CHAMP, located in Marlborough, Massachusetts, also was an ECM customer, and advertised on its website that its plastic golf tees were biodegradable. CHAMP sold the tees both online and in brick and mortar stores throughout the United States. The company’s marketing materials claimed that the ECM additive made its products biodegradable.
Clear Choice Housewares, Inc. based in Leominster, Massachusetts, was a customer of an additive manufacturer called Bio-Tec Environmental. Clear Choice sold what it claims are biodegradable, reusable plastic food storage containers on its website, as well as in retail stores nationwide. Clear Choice’s marketing materials claimed its products were biodegradable based on the application of a Bio-Tec product called Eco Pure. The FTC alleges that Clear Choice made false and unsubstantiated claims that Eco Pure made its products “quickly biodegradable in landfills.”
Carnie Cap, Inc., based in East Moline, Illinois, incorporated Eco-One, an additive manufactured and marketed by Ecologic, into its plastic rebar cap covers. Carnie Cap advertised the caps on its website and sold them through various distributors nationwide. It claimed, with no qualification, that the Eco-One product makes it plastic rebar cap covers “100 % biodegradable.”

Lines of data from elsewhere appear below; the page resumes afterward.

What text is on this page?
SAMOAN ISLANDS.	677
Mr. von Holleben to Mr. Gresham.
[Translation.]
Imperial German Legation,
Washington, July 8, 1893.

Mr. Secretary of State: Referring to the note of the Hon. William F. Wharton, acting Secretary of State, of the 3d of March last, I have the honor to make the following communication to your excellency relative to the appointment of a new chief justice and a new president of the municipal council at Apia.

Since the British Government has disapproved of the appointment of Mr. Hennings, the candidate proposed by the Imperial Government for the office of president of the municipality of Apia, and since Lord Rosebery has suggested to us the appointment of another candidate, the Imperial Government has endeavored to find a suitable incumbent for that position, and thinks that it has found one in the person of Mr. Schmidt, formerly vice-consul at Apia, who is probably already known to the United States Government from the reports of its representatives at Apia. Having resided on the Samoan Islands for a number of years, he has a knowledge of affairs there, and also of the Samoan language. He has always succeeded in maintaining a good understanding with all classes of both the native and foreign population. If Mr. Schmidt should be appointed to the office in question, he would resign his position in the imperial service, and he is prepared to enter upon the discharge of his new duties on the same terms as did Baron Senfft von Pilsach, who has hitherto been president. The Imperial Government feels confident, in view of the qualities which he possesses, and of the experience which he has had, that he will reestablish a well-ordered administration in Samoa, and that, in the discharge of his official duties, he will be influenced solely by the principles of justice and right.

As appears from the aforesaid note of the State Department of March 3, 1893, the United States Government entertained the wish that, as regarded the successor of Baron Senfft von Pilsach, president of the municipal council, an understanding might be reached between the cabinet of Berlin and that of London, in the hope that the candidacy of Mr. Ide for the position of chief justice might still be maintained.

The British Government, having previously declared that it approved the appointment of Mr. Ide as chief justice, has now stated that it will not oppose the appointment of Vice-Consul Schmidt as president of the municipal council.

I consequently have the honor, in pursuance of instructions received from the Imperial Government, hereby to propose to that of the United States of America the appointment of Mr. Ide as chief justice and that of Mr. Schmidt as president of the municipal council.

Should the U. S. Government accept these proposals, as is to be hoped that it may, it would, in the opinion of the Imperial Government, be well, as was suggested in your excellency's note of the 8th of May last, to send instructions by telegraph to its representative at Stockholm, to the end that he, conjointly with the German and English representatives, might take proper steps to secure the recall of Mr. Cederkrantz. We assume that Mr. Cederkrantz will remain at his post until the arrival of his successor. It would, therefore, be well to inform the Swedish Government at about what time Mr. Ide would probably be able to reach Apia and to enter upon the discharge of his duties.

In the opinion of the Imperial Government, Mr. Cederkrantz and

The proposed consent orders settling the FTC’s complaints are essentially the same. They prohibit the four companies from making biodegradability claims unless the representations are true and supported by competent and reliable scientific evidence. Consistent with the Green Guides, the companies must have evidence that the entire plastic product will completely decompose into elements found in nature within one year after customary disposal (defined as disposal in a landfill, incinerator, or recycling facility) before making any unqualified biodegradable claim.

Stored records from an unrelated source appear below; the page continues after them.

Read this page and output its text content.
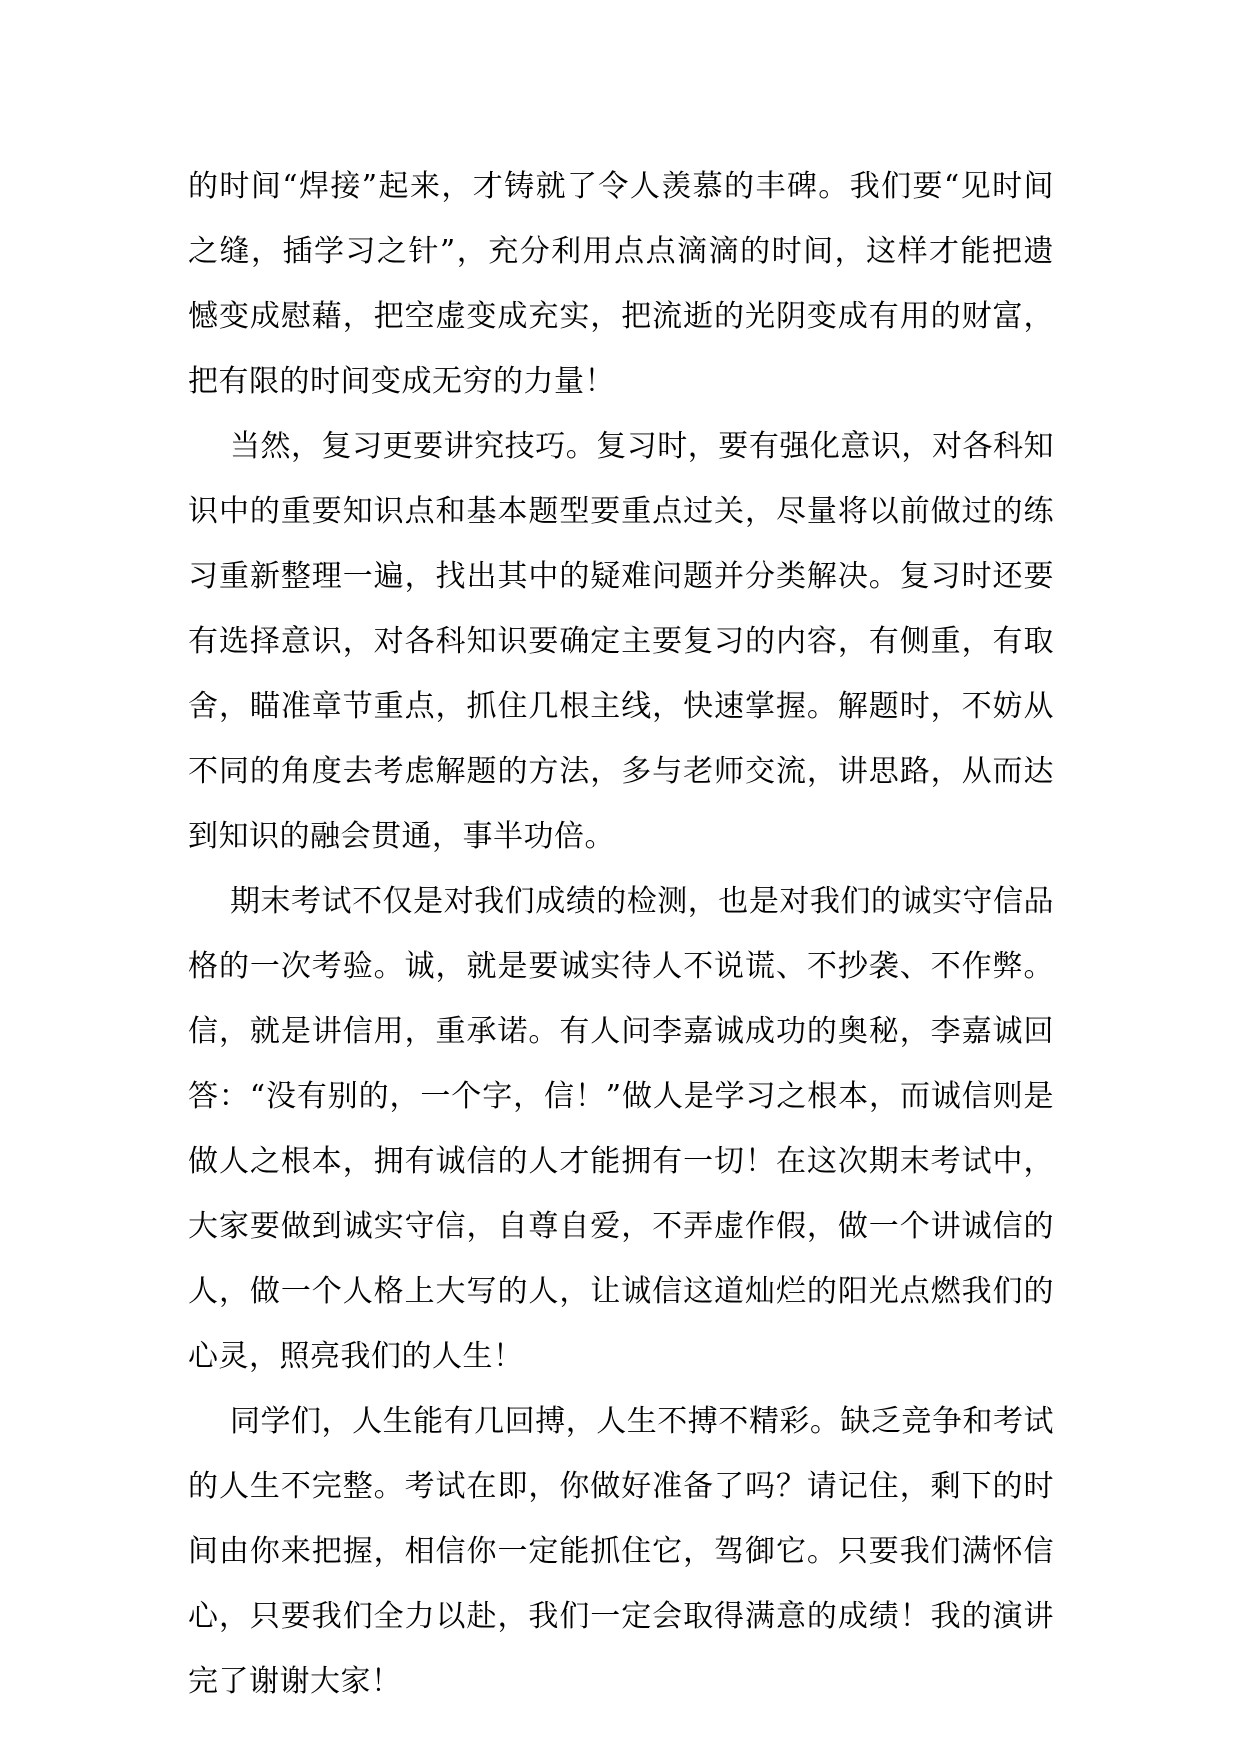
的时间“焊接”起来，才铸就了令人羡慕的丰碑。我们要“见时间之缝，插学习之针”，充分利用点点滴滴的时间，这样才能把遗憾变成慰藉，把空虚变成充实，把流逝的光阴变成有用的财富，把有限的时间变成无穷的力量！

当然，复习更要讲究技巧。复习时，要有强化意识，对各科知识中的重要知识点和基本题型要重点过关，尽量将以前做过的练习重新整理一遍，找出其中的疑难问题并分类解决。复习时还要有选择意识，对各科知识要确定主要复习的内容，有侧重，有取舍，瞄准章节重点，抓住几根主线，快速掌握。解题时，不妨从不同的角度去考虑解题的方法，多与老师交流，讲思路，从而达到知识的融会贯通，事半功倍。

期末考试不仅是对我们成绩的检测，也是对我们的诚实守信品格的一次考验。诚，就是要诚实待人不说谎、不抄袭、不作弊。信，就是讲信用，重承诺。有人问李嘉诚成功的奥秘，李嘉诚回答：“没有别的，一个字，信！”做人是学习之根本，而诚信则是做人之根本，拥有诚信的人才能拥有一切！在这次期末考试中，大家要做到诚实守信，自尊自爱，不弄虚作假，做一个讲诚信的人，做一个人格上大写的人，让诚信这道灿烂的阳光点燃我们的心灵，照亮我们的人生！

同学们，人生能有几回搏，人生不搏不精彩。缺乏竞争和考试的人生不完整。考试在即，你做好准备了吗？请记住，剩下的时间由你来把握，相信你一定能抓住它，驾御它。只要我们满怀信心，只要我们全力以赴，我们一定会取得满意的成绩！我的演讲完了谢谢大家！
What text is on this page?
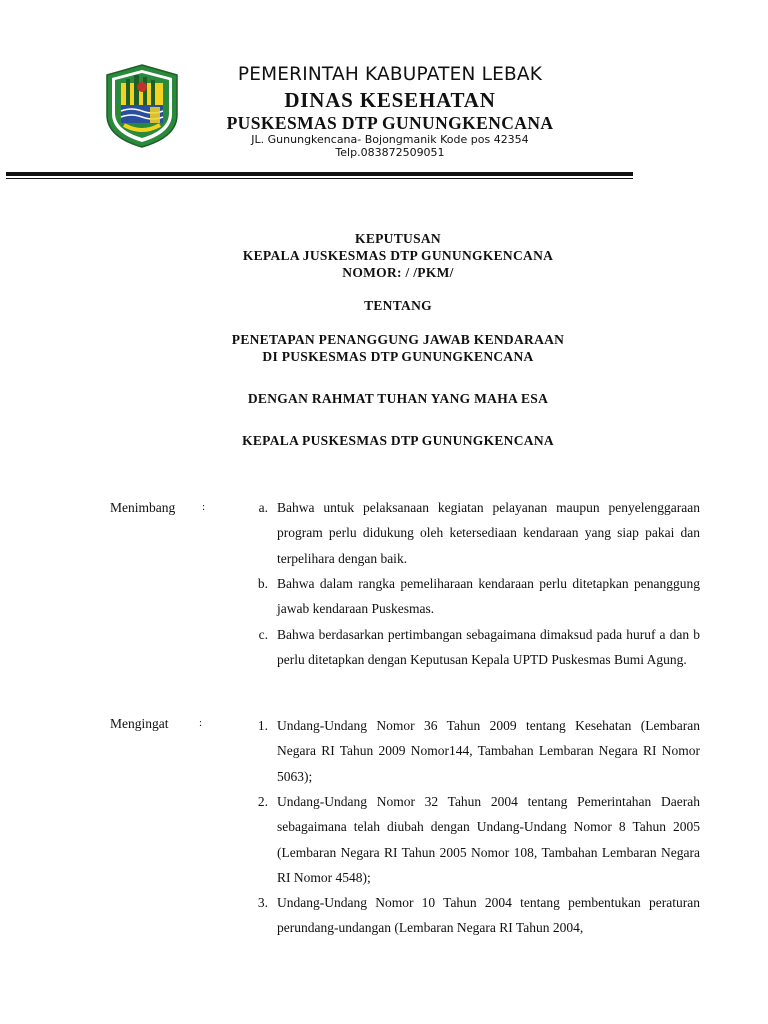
PEMERINTAH KABUPATEN LEBAK
DINAS KESEHATAN
PUSKESMAS DTP GUNUNGKENCANA
JL. Gunungkencana- Bojongmanik Kode pos 42354
Telp.083872509051
KEPUTUSAN
KEPALA JUSKESMAS DTP GUNUNGKENCANA
NOMOR: / /PKM/
TENTANG
PENETAPAN PENANGGUNG JAWAB KENDARAAN
DI PUSKESMAS DTP GUNUNGKENCANA
DENGAN RAHMAT TUHAN YANG MAHA ESA
KEPALA PUSKESMAS DTP GUNUNGKENCANA
Menimbang :	a. Bahwa untuk pelaksanaan kegiatan pelayanan maupun penyelenggaraan program perlu didukung oleh ketersediaan kendaraan yang siap pakai dan terpelihara dengan baik.
b. Bahwa dalam rangka pemeliharaan kendaraan perlu ditetapkan penanggung jawab kendaraan Puskesmas.
c. Bahwa berdasarkan pertimbangan sebagaimana dimaksud pada huruf a dan b perlu ditetapkan dengan Keputusan Kepala UPTD Puskesmas Bumi Agung.
Mengingat	:	1. Undang-Undang Nomor 36 Tahun 2009 tentang Kesehatan (Lembaran Negara RI Tahun 2009 Nomor144, Tambahan Lembaran Negara RI Nomor 5063);
2. Undang-Undang Nomor 32 Tahun 2004 tentang Pemerintahan Daerah sebagaimana telah diubah dengan Undang-Undang Nomor 8 Tahun 2005 (Lembaran Negara RI Tahun 2005 Nomor 108, Tambahan Lembaran Negara RI Nomor 4548);
3. Undang-Undang Nomor 10 Tahun 2004 tentang pembentukan peraturan perundang-undangan (Lembaran Negara RI Tahun 2004,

For qualified claims, the companies must state the time required for compete biodegradation in a landfill or the time to degrade in a disposal environment near where consumers who buy the product live. Alternatively, the companies may state the rate and extent of degradation in a landfill or other disposal facility accompanied by an additional disclosure that the stated rate and extent do not mean that the product will continue to decompose.
The proposed consent orders also make it clear that ASTM D5511 (a test standard commonly used in the additive industry) cannot substantiate unqualified biodegradable claims or claims beyond the results and parameters of the test, and that any testing protocol used to substantiate degradable claims must simulate the conditions found in the stated disposal environment.